17.8.26大阪労働学校特別シンポジウム



 8月26日午後1時半から、大阪市西区の学働館で、大阪労働学校アソシエは、2017年度後期の開講を前に、「木下武男・熊沢誠熱き思いを語る」と銘打った特別シンポジウムを開催し、200人以上の参加者は今後の労働運動をどう進めていくいくかについて耳を傾けた。

 

 

 大阪労働学校アソシエは、福島みずほ副党首、服部良一社民党大阪府連合代表らが呼びかけ人となって、労働運動の歴史に学び、組合の組織形態や運動方法等を検討し、水準を高めようと発足させたもの。
 武健一代表理事の主催者あいさつの後、基調講演に入り、木下武男元昭和女子大学教授が「業種別職種別ユニオン運動の課題と基盤」というテーマで、その特質と70年代後半から衰退した労働運動の立て直しを提起した。

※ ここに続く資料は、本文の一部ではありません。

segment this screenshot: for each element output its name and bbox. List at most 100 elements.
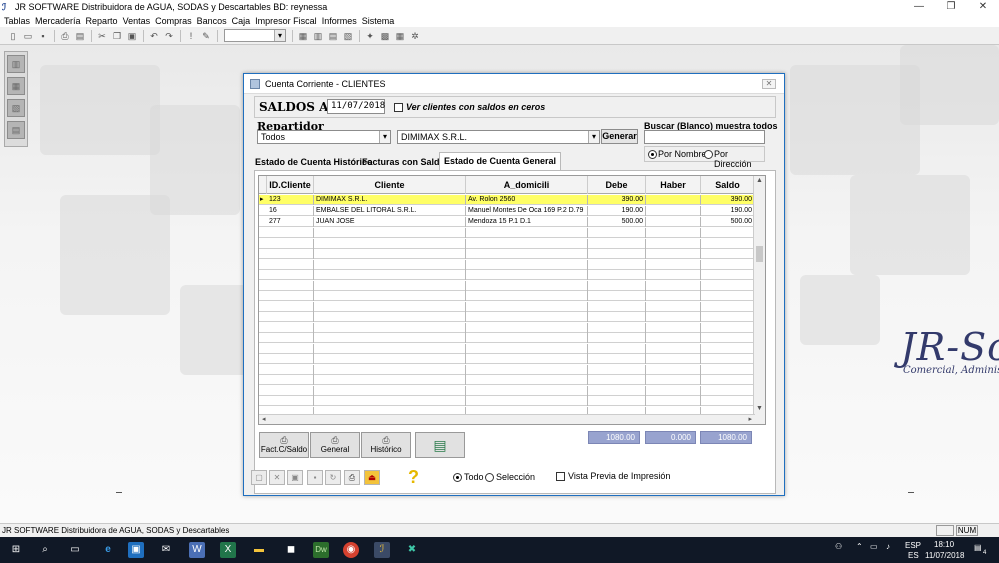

戦後、主流となった年功序列は属人的で同一労働同一賃金は実現できず、非正規の賃金も上がらない欠陥が露呈、職種別賃金と最低賃金の改善をめざす業種別職種別ユニオン運動の展開を訴え、そのための研究会を立ち上げ、参加を呼びかけた。
熊沢誠甲南大学名誉教授は、労働組合運動の意義として、自己の労働力を売り出すにあたり、労組が①競争制限をかける(ワークシェアリング)、②労働条件や業務内容の標準化(属人化させない)、③人事処遇の公平化(査定によって支配されない)を実現し、安売りさせないことを提起した。今、これが通用していないことが問題で、労働組合を企業管理の道具にさせないために、5形態にわけて労組を立て直す必要があると訴えた。
最後に、武健一代表理事を入れた3名でパネルディスカッションを行い、これまで労働現場や労働運動を巡っての歴史的な総括を入れて、どういった労働組合づくり、運動の展開について議論を行った。
目前に迫った後期の入学案内等を行い終了した。